La prima storia nei paesi arabi l'abbiamo scritta con l'aiuto
di un nostro amico giornalista, per tanto tempo inviato tv
in quei luoghi, Franco di Mare, che ringrazio ancora. Ci siamo
documentati molto, addirittura attraverso un agente dell'Interpool,
per non sbagliare nulla sui traffici di macchine rubate che
finiscono in quelle zone. ho parlato molto con gli attori
per definire i personaggi e poi con Chiti e Agnello i miei
fidi sceneggiatori abbiamo scritto il testo. Con la storia
di Carlo Verdone invece è andata diversamente. Io e
Carlo eravamo in viaggio verso Sorrento, per le Giornate Professionali
di Cinema) e ci siamo inventati la traccia del soggetto e
il suo personaggio e una volta fatto questo con gli sceneggiatori
mi sono messo a scrivere. Carlo essendo autore a sua volta
controlla sempre ciò che accade e una volta ogni tanto
andavo da lui per leggere insieme le pagine di sceneggiatura.

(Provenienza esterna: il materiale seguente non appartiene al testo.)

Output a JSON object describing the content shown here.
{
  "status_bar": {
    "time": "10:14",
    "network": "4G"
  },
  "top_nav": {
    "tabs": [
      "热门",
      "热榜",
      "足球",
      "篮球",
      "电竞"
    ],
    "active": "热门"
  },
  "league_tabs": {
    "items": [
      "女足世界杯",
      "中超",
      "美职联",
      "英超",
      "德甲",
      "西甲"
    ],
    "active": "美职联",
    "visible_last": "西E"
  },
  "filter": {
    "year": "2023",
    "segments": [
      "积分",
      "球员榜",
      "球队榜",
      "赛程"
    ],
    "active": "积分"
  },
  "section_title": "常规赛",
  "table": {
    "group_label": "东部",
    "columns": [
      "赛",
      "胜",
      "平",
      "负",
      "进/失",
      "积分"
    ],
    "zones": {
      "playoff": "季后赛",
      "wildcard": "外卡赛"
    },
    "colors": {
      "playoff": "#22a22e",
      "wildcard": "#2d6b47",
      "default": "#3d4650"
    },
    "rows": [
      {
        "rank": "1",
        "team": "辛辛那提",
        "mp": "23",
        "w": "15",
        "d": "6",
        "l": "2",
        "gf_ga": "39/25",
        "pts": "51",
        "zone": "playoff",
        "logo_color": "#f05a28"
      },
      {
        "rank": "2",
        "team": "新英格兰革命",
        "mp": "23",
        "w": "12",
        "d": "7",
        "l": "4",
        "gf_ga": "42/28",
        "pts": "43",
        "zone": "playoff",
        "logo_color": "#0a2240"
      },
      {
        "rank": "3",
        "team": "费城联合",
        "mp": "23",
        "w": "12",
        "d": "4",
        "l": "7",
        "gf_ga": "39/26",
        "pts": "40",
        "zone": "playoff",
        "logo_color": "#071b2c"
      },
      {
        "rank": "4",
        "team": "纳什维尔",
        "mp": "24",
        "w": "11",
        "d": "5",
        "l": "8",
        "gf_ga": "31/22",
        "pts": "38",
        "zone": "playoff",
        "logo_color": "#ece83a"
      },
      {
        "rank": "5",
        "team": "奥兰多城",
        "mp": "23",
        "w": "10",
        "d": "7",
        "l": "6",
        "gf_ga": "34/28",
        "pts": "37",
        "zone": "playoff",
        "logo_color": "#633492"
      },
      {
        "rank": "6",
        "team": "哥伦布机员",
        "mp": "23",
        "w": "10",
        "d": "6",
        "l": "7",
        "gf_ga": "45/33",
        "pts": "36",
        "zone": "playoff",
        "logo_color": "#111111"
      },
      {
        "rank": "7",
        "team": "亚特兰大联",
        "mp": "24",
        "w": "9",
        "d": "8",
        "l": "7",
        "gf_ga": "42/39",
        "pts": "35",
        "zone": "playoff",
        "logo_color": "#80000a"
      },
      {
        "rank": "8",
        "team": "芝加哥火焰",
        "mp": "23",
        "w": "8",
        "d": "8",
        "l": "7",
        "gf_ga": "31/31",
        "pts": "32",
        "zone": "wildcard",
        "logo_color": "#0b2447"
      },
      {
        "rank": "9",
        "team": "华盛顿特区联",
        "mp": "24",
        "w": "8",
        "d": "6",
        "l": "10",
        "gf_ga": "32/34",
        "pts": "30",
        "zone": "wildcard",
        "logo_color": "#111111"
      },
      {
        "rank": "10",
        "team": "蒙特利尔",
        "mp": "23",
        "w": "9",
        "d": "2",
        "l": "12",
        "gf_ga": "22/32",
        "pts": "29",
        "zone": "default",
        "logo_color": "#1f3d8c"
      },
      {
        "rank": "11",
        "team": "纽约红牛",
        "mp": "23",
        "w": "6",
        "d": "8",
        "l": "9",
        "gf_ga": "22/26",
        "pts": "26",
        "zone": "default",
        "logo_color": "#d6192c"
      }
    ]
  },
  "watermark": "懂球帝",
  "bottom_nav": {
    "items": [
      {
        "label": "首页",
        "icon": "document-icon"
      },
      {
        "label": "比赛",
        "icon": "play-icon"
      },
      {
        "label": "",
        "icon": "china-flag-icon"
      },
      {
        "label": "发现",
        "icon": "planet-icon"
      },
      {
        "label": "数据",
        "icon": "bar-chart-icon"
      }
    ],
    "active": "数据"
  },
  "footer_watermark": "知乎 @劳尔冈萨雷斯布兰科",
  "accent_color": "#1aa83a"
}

Alla fine dopo cinque mesi di scrittura abbiamo consegnato
l'intera sceneggiatura. Da lì è cominciato il
travaglio. Ora siamo al parto ma se ripenso a quanti momenti
difficili ci sono stati...
Sono doverosi i ringraziamenti a tutti i miei collaboratori,
audaci e testardi come me, i produttori Aurelio e Luigi che
credono in me più di me stesso, a Maurizio Amati che
più c’è da lottare e più lotta,
a Tani Canevari, un vero scudiero e a tutti gli altri che
in qualche modo hanno “viaggiato” con me. Ma concedetemi
un ringraziamento speciale a Valeria, la mia Valeria, che
mi ha regalato forse il più bel momento del film con
il suo sguardo accecante. E’ stata una grande favola
questo film ed è per questo che chiude come chiuderebbe
una fiaba dolce e antica… “C’era una volta
un’Italia fatta di pezza stesa su un prato verde e tanti
bambini piccini seduti intorno a lei…”.